For $p$ odd, show that $p$ is prime in $\mathbb{Z}[i] \iff x^2+1$ does not have roots in $\mathbb{Z}/p\mathbb{Z}$

Question

I am building on a previous question, where we showed that $\mathbb{Z}[x]/(x^2+1) \cong \mathbb{Z}[i]$. Now, I want to prove the statement in the title of this question.

First, let $p$ be an odd prime number. By definition, $p$ is prime in $\mathbb{Z}[i]$ if, whenever $p|ab$ for $a,b \in \mathbb{Z}[i]$, then $p|a$ or $p|b$.

I feel like I have quite a few pieces. Firstly, $$\mathbb{Z}[x]/(x^2+1) \cong \mathbb{Z}[i]$$ Then, if we let $(p)$ be the ideal in $\mathbb{Z}[i]$ or $\mathbb{Z}[x]$ generated by the odd prime $p$, then we can conclude $$\mathbb{Z}[x]/(x^2+1)/(p) \cong \mathbb{Z}[i]/(p)$$ Finally by the proposition that, for any ring $R$, and $I$ and ideal of $R$, with $(I)=I[x]$ the ideal generated by $I$ in $R[x]$, then $R[x]/(I) \cong (R/I)[x]$, I want to assume that $$\mathbb{Z}[i]/(p) \cong \mathbb{Z}/n\mathbb{Z}[i]$$ or, more generally $$\mathbb{Z}[x]/(p) \cong \mathbb{Z}/n\mathbb{Z}[x]$$

I assume I need to use these pieces, but I not quite grasping how to tie the two sides together. I am having a harder time understanding how to use the right side, that $x^2+1$ does not have roots in $\mathbb{Z}/p\mathbb{Z}$. I am understanding this to mean $x^2+1 \ne 0 \mod p$. I also think I need to view $x^2+1$ as an element of $\mathbb{Z}[x]$, which would be the kernel of the map to $\mathbb{Z}[i]$. But, again, I cannot tie it all together.

Answer 1

You're almost there: $$ \mathbb{Z}[i]/(p) \cong \mathbb{Z}[x]/(p,x^2+1) \cong (\mathbb{Z}/p\mathbb{Z})[x]/(x^2+1) $$ Then

$\mathbb{Z}[i]/(p)$ is a domain

$\quad$ iff $(\mathbb{Z}/p\mathbb{Z})[x]/(x^2+1)$ is a domain

$\quad$ iff $x^2+1$ is prime mod $p$

$\quad$ iff $x^2+1$ is irreducible mod $p$

$\quad$ iff $x^2+1$ has no roots mod $p$

(So we're actually talking about fields here.)

Answer 2

Actually, it’s a lot of (technical) abstract nonsense, as all your pieces are right.

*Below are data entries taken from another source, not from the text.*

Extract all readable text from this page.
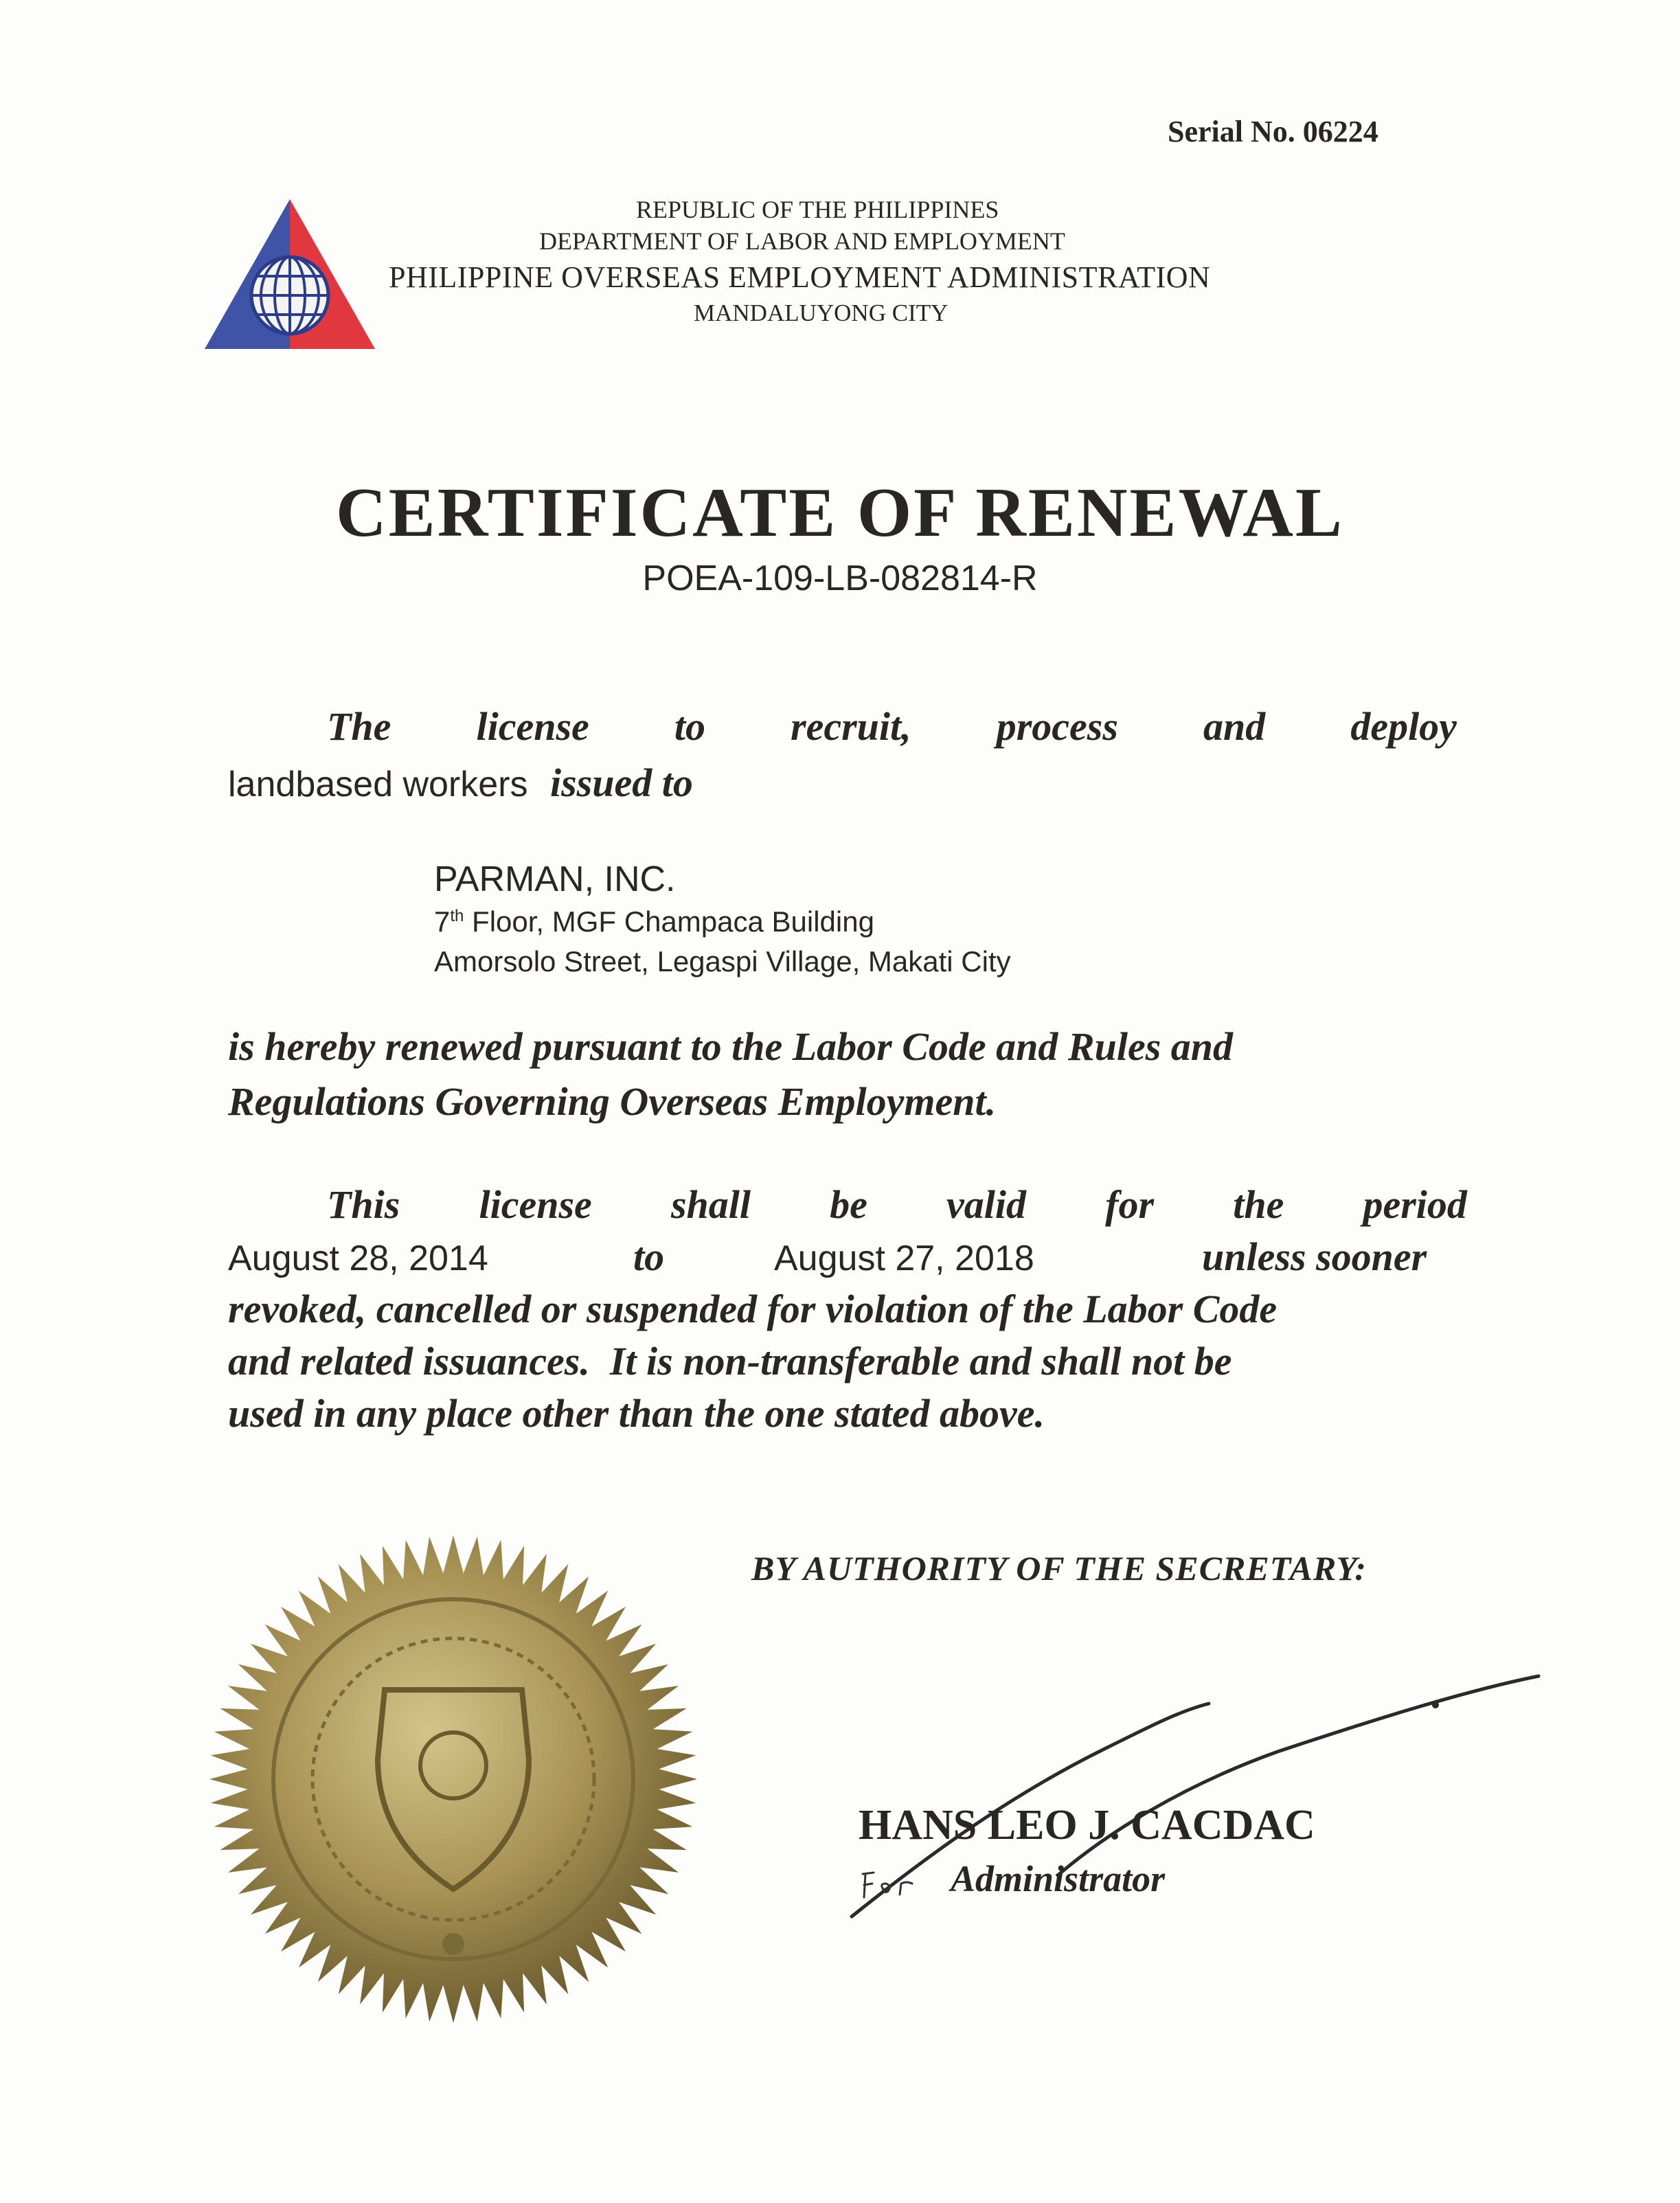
Serial No. 06224
REPUBLIC OF THE PHILIPPINES
DEPARTMENT OF LABOR AND EMPLOYMENT
PHILIPPINE OVERSEAS EMPLOYMENT ADMINISTRATION
MANDALUYONG CITY
CERTIFICATE OF RENEWAL
POEA-109-LB-082814-R
The license to recruit, process and deploy
landbased workers issued to
PARMAN, INC.
7th Floor, MGF Champaca Building
Amorsolo Street, Legaspi Village, Makati City
is hereby renewed pursuant to the Labor Code and Rules and
Regulations Governing Overseas Employment.
This license shall be valid for the period
August 28, 2014	to	August 27, 2018	unless sooner
revoked, cancelled or suspended for violation of the Labor Code
and related issuances.  It is non-transferable and shall not be
used in any place other than the one stated above.
BY AUTHORITY OF THE SECRETARY:
HANS LEO J. CACDAC
Administrator
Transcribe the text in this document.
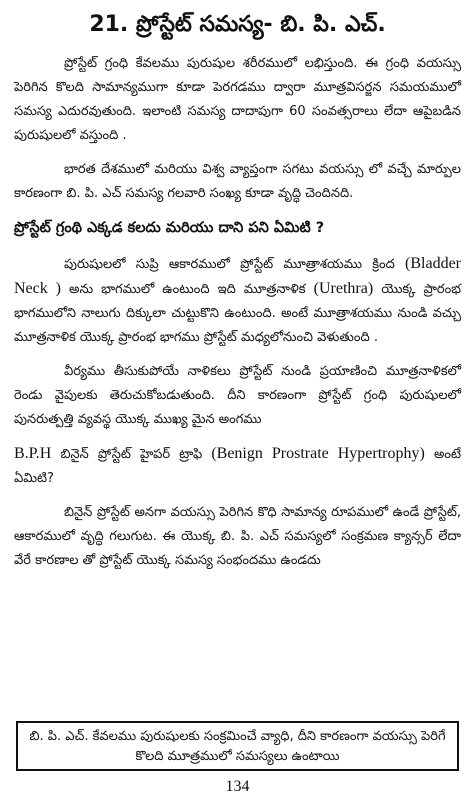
21. ప్రోస్టేట్ సమస్య- బి. పి. ఎచ్.

ప్రోస్టేట్ గ్రంధి కేవలము పురుషుల శరీరములో లభిస్తుంది. ఈ గ్రంధి వయస్సు పెరిగిన కొలది సామాన్యముగా కూడా పెరగడము ద్వారా మూత్రవిసర్జన సమయములో సమస్య ఎదురవుతుంది. ఇలాంటి సమస్య దాదాపుగా 60 సంవత్సరాలు లేదా ఆపైబడిన పురుషులలో వస్తుంది .

భారత దేశములో మరియు విశ్వ వ్యాప్తంగా సగటు వయస్సు లో వచ్చే మార్పుల కారణంగా బి. పి. ఎచ్ సమస్య గలవారి సంఖ్య కూడా వృద్ధి చెందినది.

ప్రోస్టేట్ గ్రంథి ఎక్కడ కలదు మరియు దాని పని ఏమిటి ?

పురుషులలో సుప్రి ఆకారములో ప్రోస్టేట్ మూత్రాశయము క్రింద (Bladder Neck ) అను భాగములో ఉంటుంది ఇది మూత్రనాళిక (Urethra) యొక్క ప్రారంభ భాగములోని నాలుగు దిక్కులా చుట్టుకొని ఉంటుంది. అంటే మూత్రాశయము నుండి వచ్చు మూత్రనాళిక యొక్క ప్రారంభ భాగము ప్రోస్టేట్ మధ్యలోనుంచి వెళుతుంది .

వీర్యము తీసుకుపోయే నాళికలు ప్రోస్టేట్ నుండి ప్రయాణించి మూత్రనాళికలో రెండు వైపులకు తెరుచుకోబడుతుంది. దీని కారణంగా ప్రోస్టేట్ గ్రంధి పురుషులలో పునరుత్పత్తి వ్యవస్థ యొక్క ముఖ్య మైన అంగము

B.P.H బినైన్ ప్రోస్టేట్ హైపర్ ట్రాఫి (Benign Prostrate Hypertrophy) అంటే ఏమిటి?

బినైన్ ప్రోస్టేట్ అనగా వయస్సు పెరిగిన కొధి సామాన్య రూపములో ఉండే ప్రోస్టేట్, ఆకారములో వృద్ధి గలుగుట. ఈ యొక్క బి. పి. ఎచ్ సమస్యలో సంక్రమణ క్యాన్సర్ లేదా వేరే కారణాల తో ప్రోస్టేట్ యొక్క సమస్య సంభందము ఉండదు

బి. పి. ఎచ్. కేవలము పురుషులకు సంక్రమించే వ్యాధి, దీని కారణంగా వయస్సు పెరిగే కొలది మూత్రములో సమస్యలు ఉంటాయి
134
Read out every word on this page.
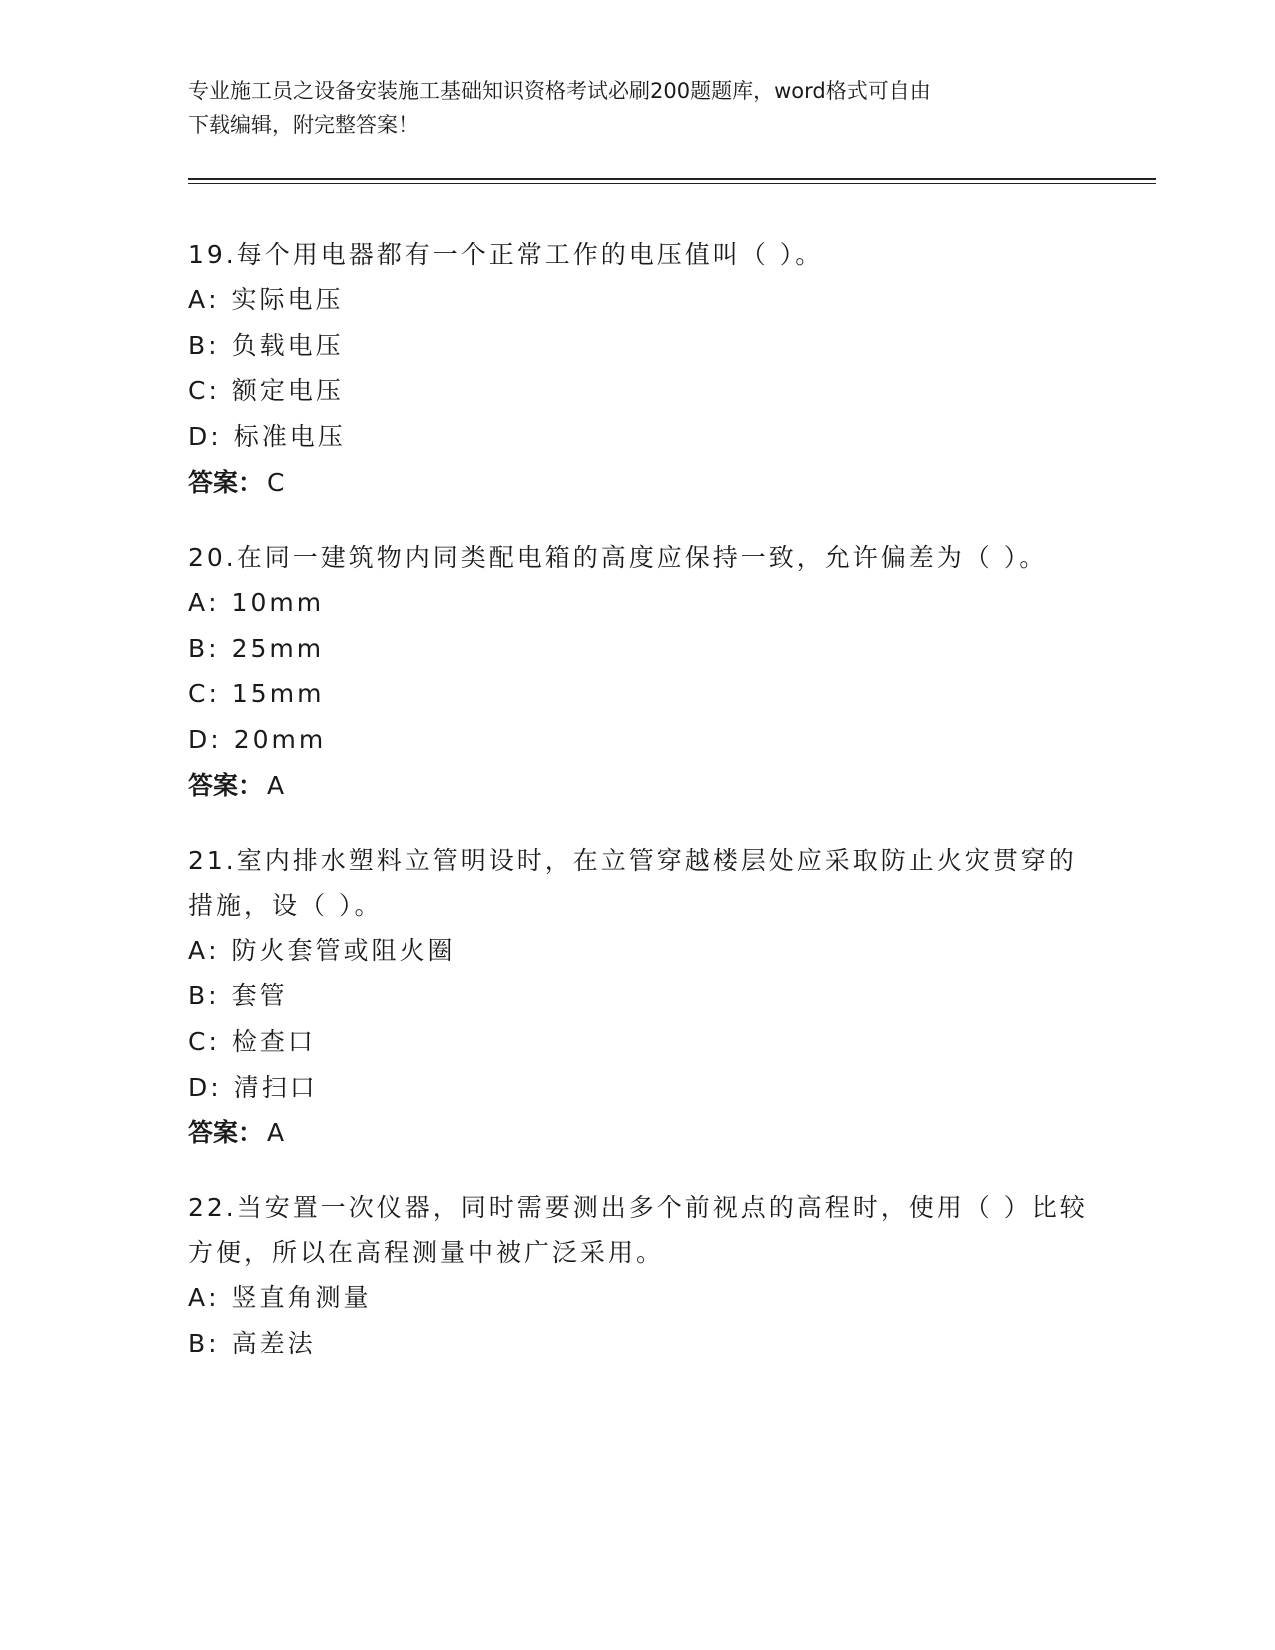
专业施工员之设备安装施工基础知识资格考试必刷200题题库，word格式可自由
下载编辑，附完整答案！
19.每个用电器都有一个正常工作的电压值叫（ ）。
A: 实际电压
B: 负载电压
C: 额定电压
D: 标准电压
答案： C
20.在同一建筑物内同类配电箱的高度应保持一致，允许偏差为（ ）。
A: 10mm
B: 25mm
C: 15mm
D: 20mm
答案： A
21.室内排水塑料立管明设时，在立管穿越楼层处应采取防止火灾贯穿的措施，设（ ）。
A: 防火套管或阻火圈
B: 套管
C: 检查口
D: 清扫口
答案： A
22.当安置一次仪器，同时需要测出多个前视点的高程时，使用（ ）比较方便，所以在高程测量中被广泛采用。
A: 竖直角测量
B: 高差法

$x^2+1$ has no root in $\mathbb{Z}/p\mathbb{Z}$ iff $x^2+1$ is a prime element in $\mathbb{Z}/p\mathbb{Z}[x]$ (because it is a polynomial with degree 2). It occurs iff $\mathbb{Z}/p\mathbb{Z}[x]/(x^2+1)$ is an integral domain, iff $\mathbb{Z}[x]/(p,x^2+1)$ is an integral domain, iff $(\mathbb{Z}[x]/(x^2+1))/(p)$ is an integral domain, iff $\mathbb{Z}[i]/(p)$ is an integral domain, iff $p$ is a prime in $\mathbb{Z}[i]$.

If you want a less abstract proof, here it is:

Assume that $x^2+1$ has a root $r \in \mathbb{Z}/p\mathbb{Z}$. Then let $r_0$ be an integer above $r$: then $r_0^2+1=(r_0+i)(r_0-i)$ is divisible by $p$, but neither $r_0+i$ nor $r_0-i$ is divisible by $p$. This proves $\Rightarrow$.

Assume $p$ isn’t a prime in $\mathbb{Z}[i]$. Then there exists integers $a,b,c,d$ with $p$ not dividing $a+bi$ or $c+di$, but dividing $(a+bi)(c+di)=(ac-bd)+(ad+bc)i$. Then $p$ divides $(ac-bd)^2+(ad+bc)^2=(a^2+b^2)(c^2+d^2)$ thus $p$ divides eg $a^2+b^2$. As $p$ does not divide $a+bi$, there exists $b_1$ such that $p|bb_1-1$. Then $p|(ab_1)^2+1$, so that $ab_1 \in \mathbb{Z}/p\mathbb{Z}$ is a root of $x^2+1$.